Bilim adamları, asteroit Ryugu’dan alınan örneklerde organik moleküllerin var bulunduğunu doğrulayarak, yaşamın bileşenlerinin Dünya’ya göktaşı ve asteroit çarpmalarıyla geldiği fikrine olan itimatı arttırdı.
Ryugu, 4 milyar sene evvel güneş sisteminin oluşumundan kalma kayalık bir kalıntı olan ilkel bir karbonlu asteroit. Japonya’nın Hayabusa 2 vazifesi, 2019’da Ryugu’yu ziyaret etti ve yüzeyinden örnekler topladı. Bu örnekler bizlere güneş sisteminin ilk aşamalarında nasıl bulunduğunu öğrenmemiz için mükemmel bir yol sağlamış oldu.
Araştırmacılar, Ryugu örneklerinde yüzbinlerce iyon sinyali belirledi ve bu tarz şeyleri 15 amino asit, amin, aromatik hidrokarbonlar ve öteki bileşikler iç oluş suretiyle oldukca sayıda organik molekül kaynaklı bulunduğunu belirtti. Araştırma, Science dergisinde gösterildi.
Japonya’daki Kyushu Üniversitesi’nde gezegen bilimcisi ve yazının kafa yazarı Hiroshi Naraoka, NASA Goddard feza Uçuş Merkezi yayınında, “Güneş ısıtması ve ultraviyole ışınımının yanında ayrıca yüksek vakum koşulları altında kozmik ışın ışınımının niçin olduğu sıkıntılı ortamına karşın asteroit yüzeyinde prebiyotik moleküllerin varlığı, Ryugu’nun en üst yüzey taneciklerinin organik molekülleri koruma potansiyeline haiz bulunduğunu gösteriyor” dedi ve sürdü: “Bu moleküller, çarpmalar ya da başka sebeplerle asteroitin en üst katmanından fırlatıldıktan sonrasında potansiyel olarak gezegenler arası toz parçacıkları olarak dağılarak güneş sistemi süresince taşınabilir.”
Biyokimya sahasında uzun bir süredir varlığını sürdüren sorulardan birisi, amino asitler şeklinde ömür için yapı taşlarının Dünya’ya nasıl geldiği. Amino asitler ve nükleotidler şeklinde organik moleküller evvelinden Dünya’ya düşen göktaşlarında bulunmuş oldu, sadece bunların düştükleri karasal ortamlardan kaçınılmaz olarak etkilenmeleri, bu maddelerin uzaydayken de varlığı doğrulanamıyordu.

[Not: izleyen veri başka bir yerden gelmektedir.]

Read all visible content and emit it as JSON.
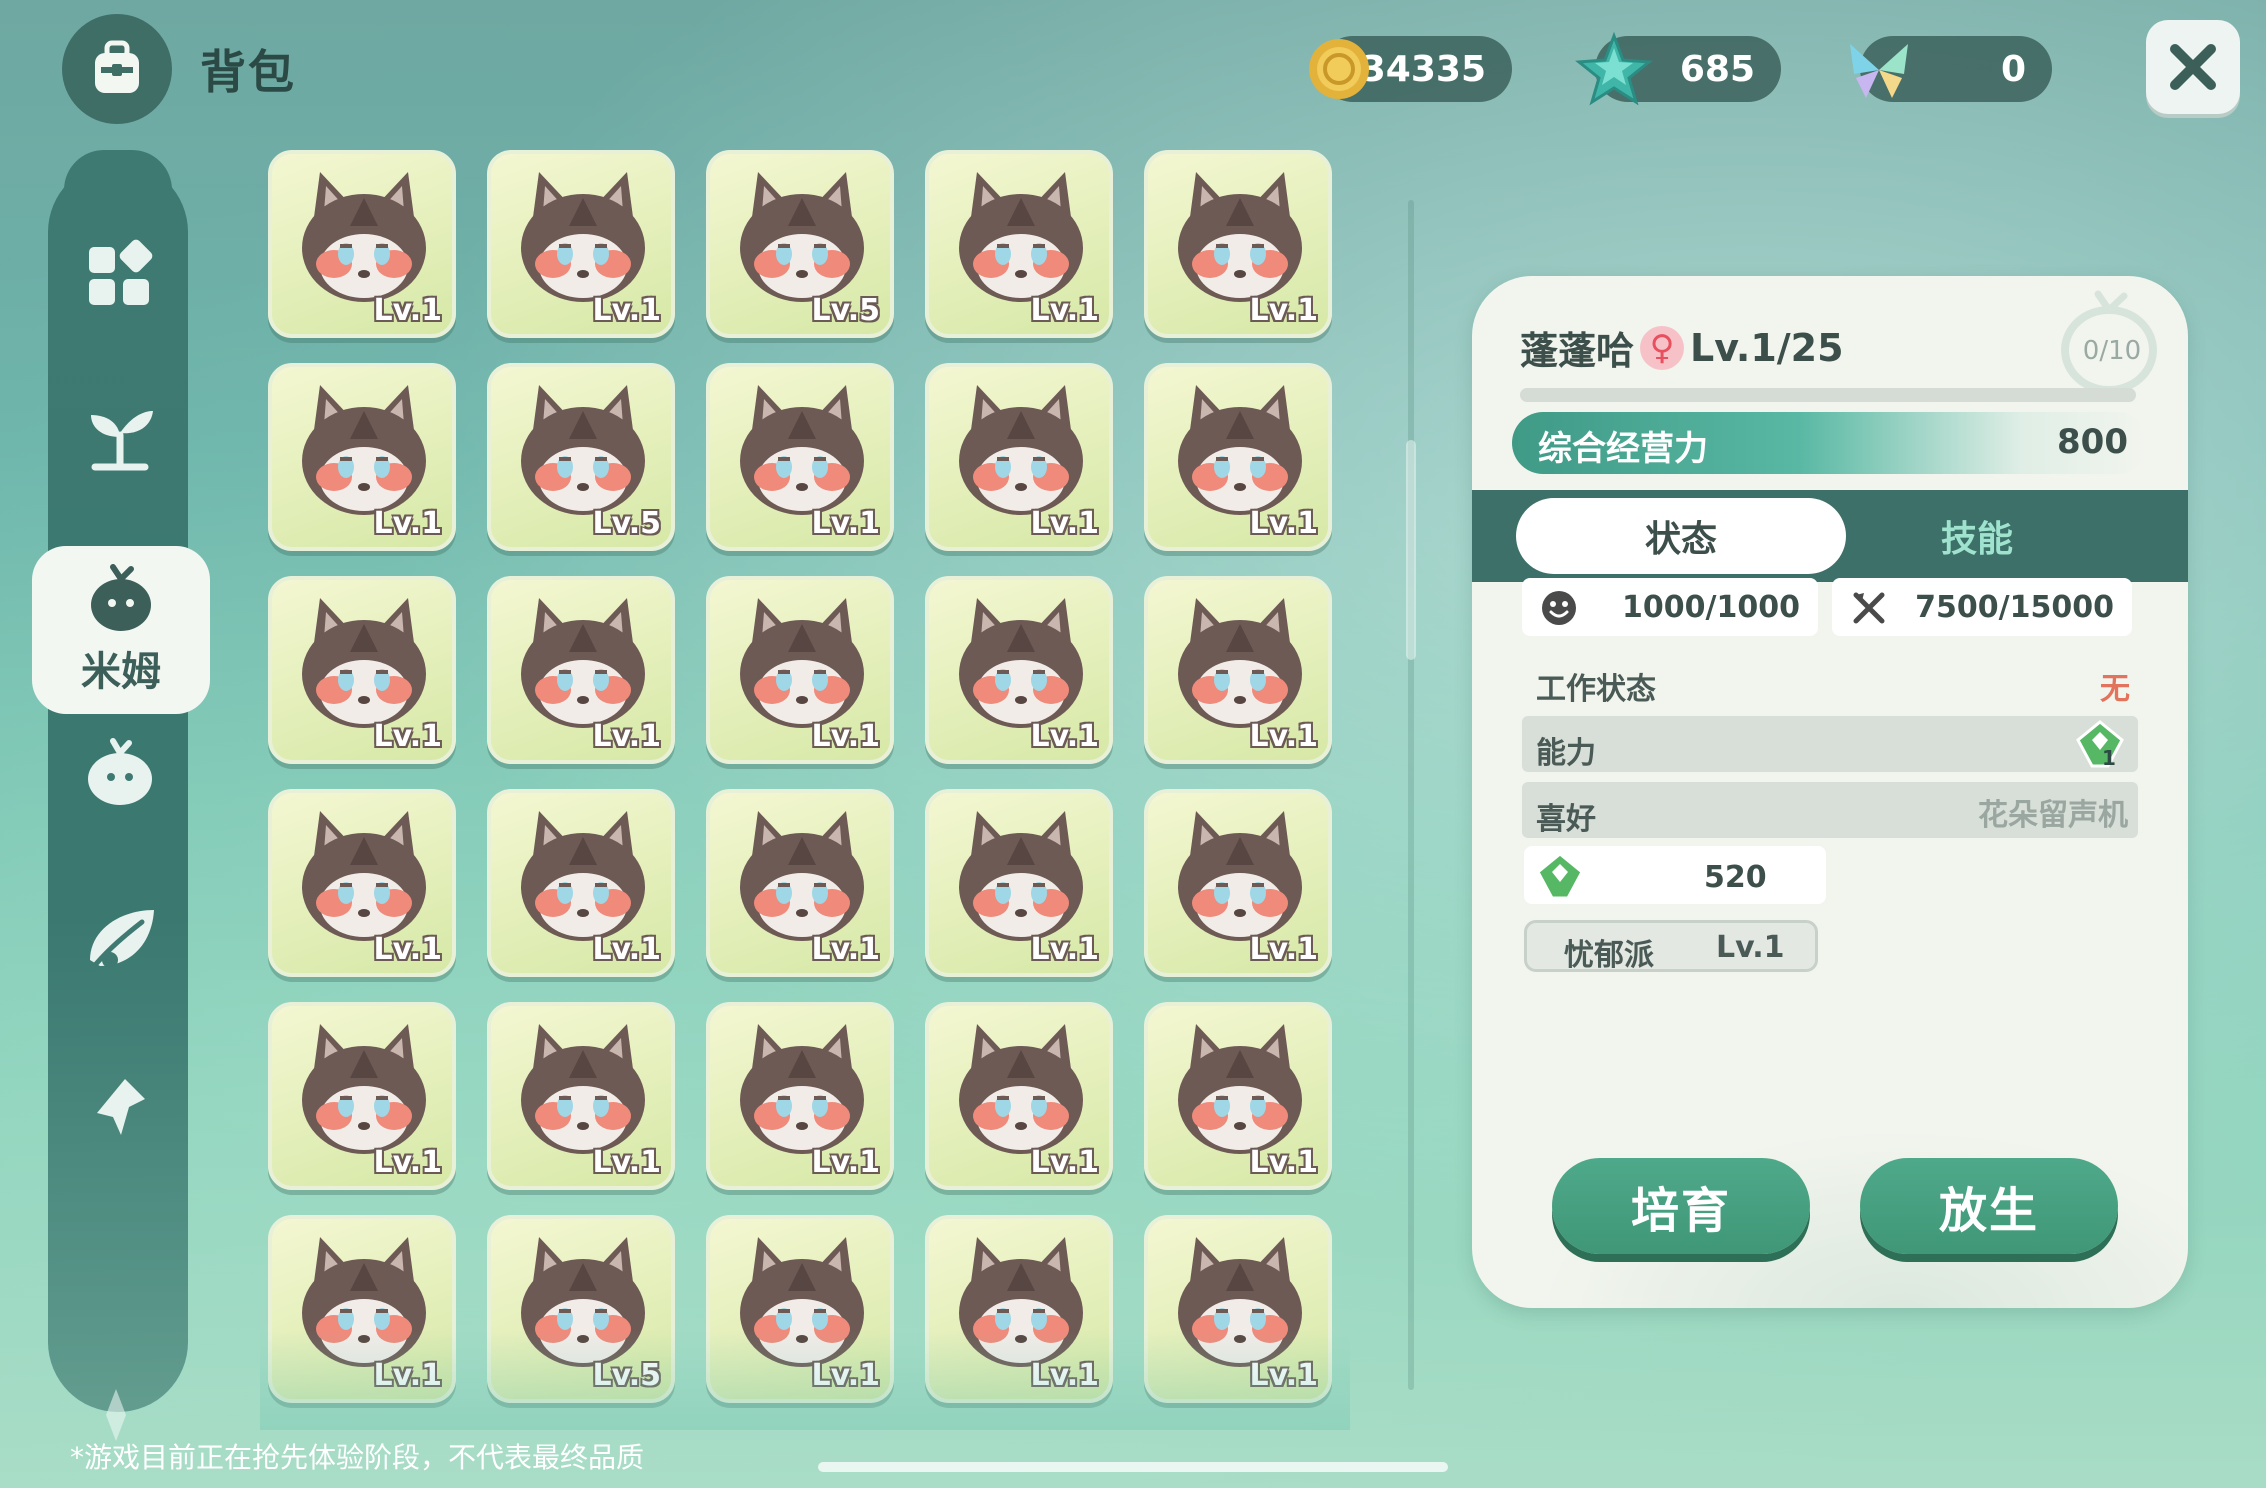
{
  "header": {
    "title": "背包"
  },
  "currency": {
    "coins": "34335",
    "stars": "685",
    "gems": "0"
  },
  "sidebar": {
    "items": [
      {
        "icon": "grid-icon"
      },
      {
        "icon": "sprout-icon"
      },
      {
        "icon": "fruit-icon",
        "label": "米姆",
        "active": true
      },
      {
        "icon": "blob-icon"
      },
      {
        "icon": "leaf-icon"
      },
      {
        "icon": "pin-icon"
      }
    ]
  },
  "grid": {
    "cells": [
      {
        "level": "Lv.1"
      },
      {
        "level": "Lv.1"
      },
      {
        "level": "Lv.5"
      },
      {
        "level": "Lv.1"
      },
      {
        "level": "Lv.1"
      },
      {
        "level": "Lv.1"
      },
      {
        "level": "Lv.5"
      },
      {
        "level": "Lv.1"
      },
      {
        "level": "Lv.1"
      },
      {
        "level": "Lv.1"
      },
      {
        "level": "Lv.1"
      },
      {
        "level": "Lv.1"
      },
      {
        "level": "Lv.1"
      },
      {
        "level": "Lv.1"
      },
      {
        "level": "Lv.1"
      },
      {
        "level": "Lv.1"
      },
      {
        "level": "Lv.1"
      },
      {
        "level": "Lv.1"
      },
      {
        "level": "Lv.1"
      },
      {
        "level": "Lv.1"
      },
      {
        "level": "Lv.1"
      },
      {
        "level": "Lv.1"
      },
      {
        "level": "Lv.1"
      },
      {
        "level": "Lv.1"
      },
      {
        "level": "Lv.1"
      },
      {
        "level": "Lv.1"
      },
      {
        "level": "Lv.5"
      },
      {
        "level": "Lv.1"
      },
      {
        "level": "Lv.1"
      },
      {
        "level": "Lv.1"
      }
    ]
  },
  "detail": {
    "name": "蓬蓬哈",
    "gender_symbol": "♀",
    "level": "Lv.1/25",
    "fruit_count": "0/10",
    "power_label": "综合经营力",
    "power_value": "800",
    "tabs": {
      "status": "状态",
      "skills": "技能"
    },
    "mood": "1000/1000",
    "food": "7500/15000",
    "work_label": "工作状态",
    "work_value": "无",
    "ability_label": "能力",
    "ability_badge": "1",
    "preference_label": "喜好",
    "preference_value": "花朵留声机",
    "ability_value": "520",
    "trait_name": "忧郁派",
    "trait_level": "Lv.1",
    "button_train": "培育",
    "button_release": "放生"
  },
  "footer": {
    "disclaimer": "*游戏目前正在抢先体验阶段，不代表最终品质"
  },
  "colors": {
    "accent": "#3f9777",
    "sidebar": "#3f7a72",
    "panel": "#f2f5ee",
    "alert": "#e2735c"
  }
}
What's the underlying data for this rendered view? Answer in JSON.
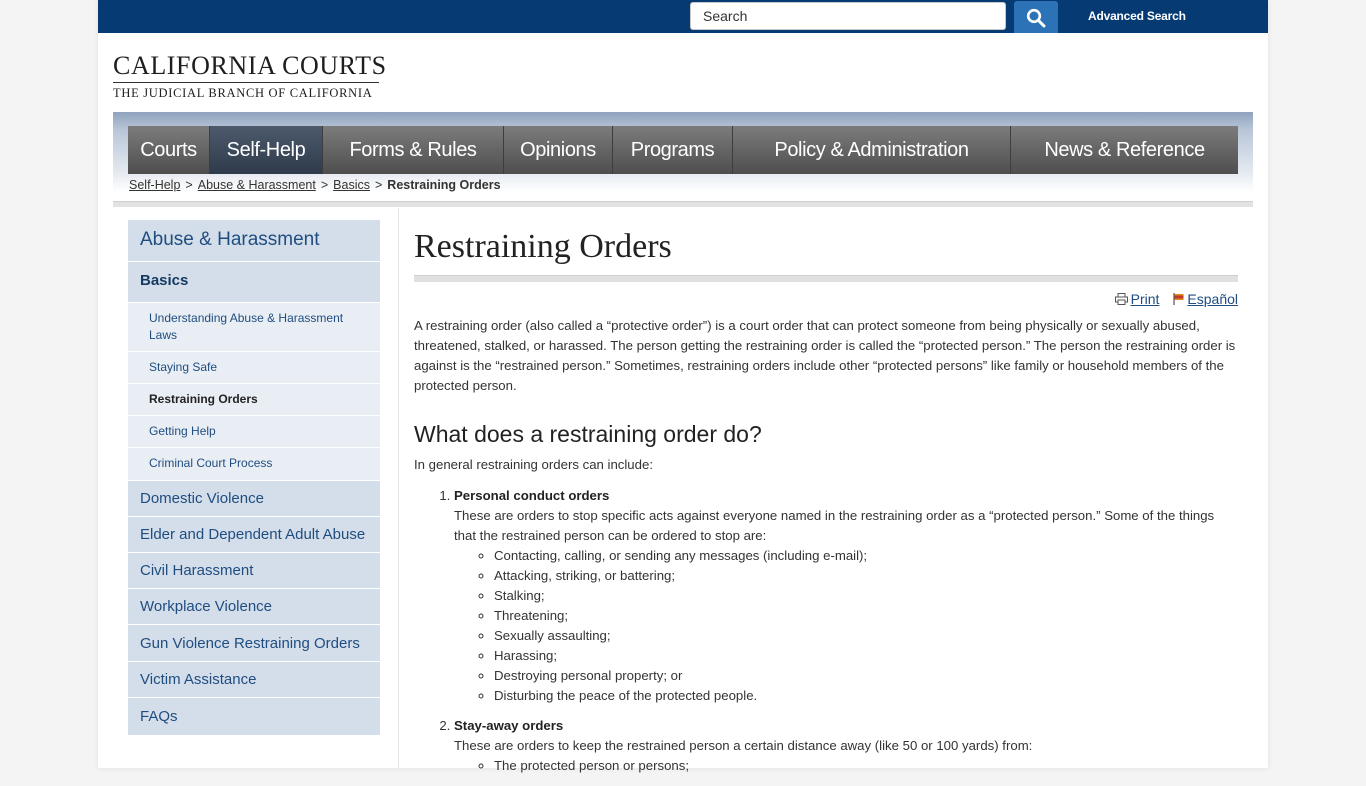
{
  "header": {
    "search_placeholder": "Search",
    "advanced_search": "Advanced Search",
    "logo_main": "CALIFORNIA COURTS",
    "logo_sub": "THE JUDICIAL BRANCH OF CALIFORNIA"
  },
  "nav": [
    {
      "label": "Courts",
      "active": false
    },
    {
      "label": "Self-Help",
      "active": true
    },
    {
      "label": "Forms & Rules",
      "active": false
    },
    {
      "label": "Opinions",
      "active": false
    },
    {
      "label": "Programs",
      "active": false
    },
    {
      "label": "Policy & Administration",
      "active": false
    },
    {
      "label": "News & Reference",
      "active": false
    }
  ],
  "breadcrumb": {
    "items": [
      "Self-Help",
      "Abuse & Harassment",
      "Basics"
    ],
    "current": "Restraining Orders",
    "separator": ">"
  },
  "sidebar": {
    "top": "Abuse & Harassment",
    "basics": "Basics",
    "sub": [
      "Understanding Abuse & Harassment Laws",
      "Staying Safe",
      "Restraining Orders",
      "Getting Help",
      "Criminal Court Process"
    ],
    "current_sub": "Restraining Orders",
    "sections": [
      "Domestic Violence",
      "Elder and Dependent Adult Abuse",
      "Civil Harassment",
      "Workplace Violence",
      "Gun Violence Restraining Orders",
      "Victim Assistance",
      "FAQs"
    ]
  },
  "content": {
    "title": "Restraining Orders",
    "print": "Print",
    "espanol": "Español",
    "intro": "A restraining order (also called a “protective order”) is a court order that can protect someone from being physically or sexually abused, threatened, stalked, or harassed. The person getting the restraining order is called the “protected person.” The person the restraining order is against is the “restrained person.” Sometimes, restraining orders include other “protected persons” like family or household members of the protected person.",
    "heading": "What does a restraining order do?",
    "lead": "In general restraining orders can include:",
    "orders": [
      {
        "title": "Personal conduct orders",
        "desc": "These are orders to stop specific acts against everyone named in the restraining order as a “protected person.” Some of the things that the restrained person can be ordered to stop are:",
        "items": [
          "Contacting, calling, or sending any messages (including e-mail);",
          "Attacking, striking, or battering;",
          "Stalking;",
          "Threatening;",
          "Sexually assaulting;",
          "Harassing;",
          "Destroying personal property; or",
          "Disturbing the peace of the protected people."
        ]
      },
      {
        "title": "Stay-away orders",
        "desc": "These are orders to keep the restrained person a certain distance away (like 50 or 100 yards) from:",
        "items": [
          "The protected person or persons;"
        ]
      }
    ]
  },
  "colors": {
    "topbar": "#053a73",
    "search_button": "#2b73b6",
    "nav_active": "#2f3b4b",
    "sidebar_bg": "#d4deea",
    "link": "#1f4d80"
  }
}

Bu yüzden Ryugu bulgusu hususi bir değere haiz. Japon feza ajansının (JAXA) Hayabusa 2 vazifesi, 2019’da Dünya’dan ortalama 320 milyon kilometre uzaktayken Ryugu asteroitinden toz, çakıl ve gaz yığınları topladı. Vazife, 2020’de Dünya’ya ortalama 5,4 gram (ortalama bir çay kaşığı kadar) asteroit örneği getirdi.
Araştırma ekibi, Ryugu örneklerinin uzaya ve mikrometeoroid etkilerinden Güneş’ten ısınmaya kadar bununla beraber gelen koşullara maruz kaldığını belirtti. Ekip yeni makalelerinde, “Asteroit yüzeyinde prebiyotik moleküllerin varlığı, bu moleküllerin Güneş Sistemi süresince taşınabileceğini gösteriyor” diye yazdı.
NASA’nın OSIRIS-REx vazifesi şimdilerde benzemekte bir örnekleme operasyonu yürüttüğü asteroit Bennu’dan dönüş yolunda.
İki asteroidin kimyasal bileşimini karşılaştırmak, iki kaya arasındaki benzerlikleri ve farklılıkları ortaya çıkaracak ve bilim adamlarının güneş sisteminin oluşumu hakkında anlayışımızdaki boşlukları doldurmasına yardım edecektir.